ECB Insight: On Inflation, Schnabel Has More Questions Than Answers

7 October 2021

By David Barwick – FRANKFURT (Econostream) – The European Central Bank remains profoundly unsure about where inflation in the euro area is headed, and while Executive Board member Isabel Schnabel’s speech on Thursday offered an interesting recital of many reasons why, it served to highlight that uncertainty more than to shed any new light.

Speaking at a conference of the ECB and the Federal Reserve Bank of Cleveland, Schnabel dutifully reiterated the ECB’s baseline message of a temporary, pandemic-related inflation surge that authorities must ignore, lest they choke off the recovery by prematurely tightening the monetary reins.

Tending to be relatively open about the possibility of alternative outcomes, she by no means glossed over the fact that this scenario isn’t the only game in town, noting the ‘significant uncertainty’ about the ultimate persistence of upward inflation pressures and in particular whether the pandemic may have ushered in a new paradigm.

The current ‘significant uncertainty’ is of course not quite that of just weeks ago, when Schnabel spoke for example of ‘the significant uncertainty surrounding inflation projections many years out’. The new uncertainty is more immediate, has much less to do with the normal unpredictability of the distant future and is clearly biased in a direction to which the ECB is unaccustomed: upwardly.

This matters already for 2022, she said, suggesting that what is being seen now in terms of price dynamics may not ‘fully subside next year.’ Beyond the recovery itself, pandemic-related structural shifts could wind up ‘affecting inflation dynamics in the years to come’, she said.

Schnabel devoted a sizeable portion of her speech to two sources of uncertainty for the inflation outlook.

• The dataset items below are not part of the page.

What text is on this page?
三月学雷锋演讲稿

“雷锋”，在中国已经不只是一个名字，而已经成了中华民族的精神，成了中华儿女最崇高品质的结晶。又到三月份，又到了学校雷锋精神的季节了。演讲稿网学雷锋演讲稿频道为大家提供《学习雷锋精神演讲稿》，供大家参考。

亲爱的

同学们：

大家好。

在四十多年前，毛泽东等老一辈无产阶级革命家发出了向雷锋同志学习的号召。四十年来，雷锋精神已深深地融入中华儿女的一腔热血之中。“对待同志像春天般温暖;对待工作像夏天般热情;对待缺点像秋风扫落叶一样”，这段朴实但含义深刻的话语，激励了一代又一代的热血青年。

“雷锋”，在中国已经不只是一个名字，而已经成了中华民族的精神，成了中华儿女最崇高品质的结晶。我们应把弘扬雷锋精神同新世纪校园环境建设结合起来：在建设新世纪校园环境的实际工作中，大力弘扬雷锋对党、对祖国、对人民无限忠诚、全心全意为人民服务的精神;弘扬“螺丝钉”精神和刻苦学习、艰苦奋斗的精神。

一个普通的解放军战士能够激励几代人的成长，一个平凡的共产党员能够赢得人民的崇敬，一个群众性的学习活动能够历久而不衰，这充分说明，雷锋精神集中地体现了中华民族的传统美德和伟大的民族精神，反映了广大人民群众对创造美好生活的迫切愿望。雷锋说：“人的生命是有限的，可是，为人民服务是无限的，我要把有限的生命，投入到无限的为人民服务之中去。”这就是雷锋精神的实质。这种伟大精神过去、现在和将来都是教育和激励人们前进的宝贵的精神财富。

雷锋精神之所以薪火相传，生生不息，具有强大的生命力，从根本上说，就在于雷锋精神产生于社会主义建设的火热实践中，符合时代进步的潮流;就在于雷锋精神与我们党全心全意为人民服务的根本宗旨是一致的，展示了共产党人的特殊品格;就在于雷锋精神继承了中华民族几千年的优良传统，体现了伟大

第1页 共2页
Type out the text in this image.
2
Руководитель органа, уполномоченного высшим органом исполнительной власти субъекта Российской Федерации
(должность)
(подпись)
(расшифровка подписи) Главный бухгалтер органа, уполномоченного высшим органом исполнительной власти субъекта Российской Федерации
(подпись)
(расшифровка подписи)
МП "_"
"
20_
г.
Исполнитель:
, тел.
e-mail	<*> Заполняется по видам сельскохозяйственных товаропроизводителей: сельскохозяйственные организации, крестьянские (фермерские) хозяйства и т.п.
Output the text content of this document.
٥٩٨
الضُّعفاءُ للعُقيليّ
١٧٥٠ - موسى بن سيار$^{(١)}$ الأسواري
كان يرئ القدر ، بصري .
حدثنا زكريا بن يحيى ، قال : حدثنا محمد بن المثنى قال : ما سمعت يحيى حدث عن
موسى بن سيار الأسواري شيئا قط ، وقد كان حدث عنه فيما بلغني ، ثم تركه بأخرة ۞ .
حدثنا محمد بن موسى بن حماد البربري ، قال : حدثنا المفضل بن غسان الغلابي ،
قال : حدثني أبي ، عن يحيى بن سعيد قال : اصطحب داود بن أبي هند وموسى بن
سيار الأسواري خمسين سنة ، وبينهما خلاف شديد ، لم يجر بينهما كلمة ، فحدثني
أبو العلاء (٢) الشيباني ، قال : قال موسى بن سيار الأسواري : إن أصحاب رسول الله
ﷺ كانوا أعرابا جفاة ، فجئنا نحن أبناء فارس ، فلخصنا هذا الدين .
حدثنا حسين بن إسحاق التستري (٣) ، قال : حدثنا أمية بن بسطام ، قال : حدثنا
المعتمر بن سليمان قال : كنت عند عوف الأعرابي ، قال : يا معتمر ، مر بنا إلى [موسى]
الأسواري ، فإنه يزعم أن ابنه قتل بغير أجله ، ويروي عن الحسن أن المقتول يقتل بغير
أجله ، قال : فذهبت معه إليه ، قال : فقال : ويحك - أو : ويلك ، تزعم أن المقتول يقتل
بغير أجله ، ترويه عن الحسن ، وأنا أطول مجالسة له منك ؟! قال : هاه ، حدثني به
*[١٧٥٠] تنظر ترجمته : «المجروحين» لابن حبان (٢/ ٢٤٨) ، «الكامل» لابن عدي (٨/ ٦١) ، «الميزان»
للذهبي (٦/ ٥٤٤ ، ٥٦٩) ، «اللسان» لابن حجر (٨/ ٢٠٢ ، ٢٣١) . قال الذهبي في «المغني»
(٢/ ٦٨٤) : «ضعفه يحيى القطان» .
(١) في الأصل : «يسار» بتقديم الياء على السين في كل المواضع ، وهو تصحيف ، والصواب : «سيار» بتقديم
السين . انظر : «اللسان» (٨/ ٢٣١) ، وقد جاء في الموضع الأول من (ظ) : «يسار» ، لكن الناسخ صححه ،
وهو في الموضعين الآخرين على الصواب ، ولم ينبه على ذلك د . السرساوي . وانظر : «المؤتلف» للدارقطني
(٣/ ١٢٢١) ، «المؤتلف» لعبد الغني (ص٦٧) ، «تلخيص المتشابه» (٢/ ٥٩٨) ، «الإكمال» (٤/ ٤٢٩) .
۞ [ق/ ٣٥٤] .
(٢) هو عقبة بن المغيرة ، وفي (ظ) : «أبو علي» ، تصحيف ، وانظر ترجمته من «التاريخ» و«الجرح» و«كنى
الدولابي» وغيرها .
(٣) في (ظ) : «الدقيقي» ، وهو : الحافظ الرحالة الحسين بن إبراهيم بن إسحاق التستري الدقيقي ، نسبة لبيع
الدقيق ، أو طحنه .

With respect to one, expectations, she appeared cautiously optimistic, calling recent increases in market-based expectations in particular ‘a welcome development’, though she added, ‘so far at least’.

With regard to the other source of inflation uncertainty, namely pandemic-induced changes in wage- and price-setting behaviour, she essentially said over the course of ten paragraphs that the jury was still out and indeed had only just retired.

One can imagine that Schnabel hopes she won’t have to face too protracted a period of having to give speeches that make clear the extent to which the ECB is currently stabbing in the dark. Naturally, monetary authorities are hardly to blame for present circumstances, and must be dreading the prospect of making decisions while surrounded by questions rather than answers.

With a whole ten weeks to go until the Eurosystem’s macroeconomic projections are updated, perhaps the fog may still lift enough so that the next forecast exercise won’t seem too much akin to a guessing game that adds a further layer of complication to the process of reaching a consensus.

Given the magnitude of the decisions to be taken and then communicated, more than usual is riding on the outcome.